As weird as this may sound, turn everything off for 20 minutes – including your phone and any other screen. Really focus on every bite of your food; what does it taste like? Is it too hot or too cold? Does it make a crunching sound when you bite? This will make you more mindful of your food and help you get closer to appreciating your present state.

Get a colouring book


Adult colouring books for mindfulness are becoming increasingly popular. Many studies have shown that one of the best ways to control anxiety and get rid of stress is to colour. Not only will you feel like a little kid again, but by doing such activities you are bringing your mind to focus on the present.



Saying “Ohmmm” is not the only way for someone to meditate. There are many different techniques out there, many of which can be found on various websites.

There are loads of apps for beginners that can help you get into meditation such as Insight Timer, Calm, or Stop, Breathe & Think.

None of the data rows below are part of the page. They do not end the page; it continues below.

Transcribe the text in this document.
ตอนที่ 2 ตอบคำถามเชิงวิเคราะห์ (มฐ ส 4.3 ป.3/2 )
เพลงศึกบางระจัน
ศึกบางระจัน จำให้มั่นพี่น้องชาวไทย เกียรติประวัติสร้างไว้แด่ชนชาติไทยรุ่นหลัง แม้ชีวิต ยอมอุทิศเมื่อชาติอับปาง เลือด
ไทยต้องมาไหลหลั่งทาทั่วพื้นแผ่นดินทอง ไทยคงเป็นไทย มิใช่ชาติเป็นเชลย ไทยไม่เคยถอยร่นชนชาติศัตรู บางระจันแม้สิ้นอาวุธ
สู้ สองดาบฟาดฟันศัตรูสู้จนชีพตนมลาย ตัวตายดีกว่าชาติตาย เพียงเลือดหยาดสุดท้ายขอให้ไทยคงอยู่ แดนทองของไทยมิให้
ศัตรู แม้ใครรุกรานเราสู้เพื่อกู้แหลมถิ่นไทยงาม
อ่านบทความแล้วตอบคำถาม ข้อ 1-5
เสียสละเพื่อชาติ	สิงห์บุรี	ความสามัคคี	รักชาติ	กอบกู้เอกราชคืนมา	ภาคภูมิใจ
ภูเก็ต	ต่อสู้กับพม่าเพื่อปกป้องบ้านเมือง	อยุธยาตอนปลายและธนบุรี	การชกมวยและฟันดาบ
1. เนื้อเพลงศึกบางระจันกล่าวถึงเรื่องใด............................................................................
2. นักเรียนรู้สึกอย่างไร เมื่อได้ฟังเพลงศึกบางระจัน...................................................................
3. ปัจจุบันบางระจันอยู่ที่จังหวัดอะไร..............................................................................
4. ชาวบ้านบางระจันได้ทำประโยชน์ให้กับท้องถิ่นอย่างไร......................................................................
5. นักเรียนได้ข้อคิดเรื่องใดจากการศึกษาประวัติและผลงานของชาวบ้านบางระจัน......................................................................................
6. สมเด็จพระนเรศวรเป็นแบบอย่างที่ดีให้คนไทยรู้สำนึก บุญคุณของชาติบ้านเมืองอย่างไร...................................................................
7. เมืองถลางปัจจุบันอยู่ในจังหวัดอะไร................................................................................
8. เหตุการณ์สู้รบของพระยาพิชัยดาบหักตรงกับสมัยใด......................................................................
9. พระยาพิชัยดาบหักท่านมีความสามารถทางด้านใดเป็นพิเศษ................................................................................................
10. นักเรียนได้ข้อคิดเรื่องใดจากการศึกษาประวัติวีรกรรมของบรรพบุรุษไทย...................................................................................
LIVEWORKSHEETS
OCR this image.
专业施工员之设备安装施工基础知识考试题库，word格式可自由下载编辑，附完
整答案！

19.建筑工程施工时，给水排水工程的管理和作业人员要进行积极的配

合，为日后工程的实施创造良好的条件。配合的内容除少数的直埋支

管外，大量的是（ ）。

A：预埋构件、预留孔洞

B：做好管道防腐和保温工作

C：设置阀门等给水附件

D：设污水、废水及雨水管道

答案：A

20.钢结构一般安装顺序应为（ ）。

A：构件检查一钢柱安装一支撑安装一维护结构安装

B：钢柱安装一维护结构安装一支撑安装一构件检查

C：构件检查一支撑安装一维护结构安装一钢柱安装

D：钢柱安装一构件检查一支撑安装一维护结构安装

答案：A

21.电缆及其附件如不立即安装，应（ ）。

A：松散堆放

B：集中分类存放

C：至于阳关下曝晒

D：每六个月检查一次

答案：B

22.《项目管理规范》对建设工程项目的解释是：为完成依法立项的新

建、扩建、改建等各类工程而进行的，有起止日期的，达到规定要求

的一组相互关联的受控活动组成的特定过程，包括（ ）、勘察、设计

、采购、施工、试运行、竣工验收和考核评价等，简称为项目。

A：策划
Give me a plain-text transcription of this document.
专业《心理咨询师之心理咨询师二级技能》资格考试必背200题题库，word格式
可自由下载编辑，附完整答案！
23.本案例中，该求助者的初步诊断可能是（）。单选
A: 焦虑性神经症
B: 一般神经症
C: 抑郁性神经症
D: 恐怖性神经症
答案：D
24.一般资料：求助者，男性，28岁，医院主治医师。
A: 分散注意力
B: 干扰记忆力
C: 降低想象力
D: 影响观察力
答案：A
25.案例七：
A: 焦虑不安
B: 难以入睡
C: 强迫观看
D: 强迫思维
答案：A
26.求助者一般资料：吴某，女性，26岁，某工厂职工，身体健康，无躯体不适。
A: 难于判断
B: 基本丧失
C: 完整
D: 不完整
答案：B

These apps are not only good for beginners but are also useful for advanced meditators, too!

How do I fit this into my schedule?


It’s completely understandable that taking time out of a very hectic schedule can be difficult. Luckily there are so many ways around it; all it requires is using your time more wisely, such as…:

1) On your commute to university, work, the gym, extracurricular classes – wherever you get a couple of minutes of travelling time. Instead of listening to music, scrolling through Instagram, or texting your friends, take five minutes to sit in silence and focus on your breathing.

If you get a bit nervous about what other people might think, just stick your earphones in and pretend to listen to music. Alternatively, you can close your eyes and ‘sleep’ for five minutes but instead be doing one of the mindful techniques mentioned above.

2) If however, you don’t want to do this in front of people, you can do it first thing in the morning after brushing your teeth, or before your breakfast, or right before dinner, or before you fall asleep… It’s actually very easy to find five minutes to be more mindful if you commit.

What you need to remember is that you will most likely not feel like a whole new person overnight. It will be tough in the beginning, and it’s highly likely your mind will wander. But soon you’ll start to feel a lot calmer and see that actually you are able to let thoughts come and go quite easily.

Many people are becoming more self aware, confident and happier as a result of using techniques to become more mindful. Why not make 2018 the year to have a more fulfilled and positive outlook?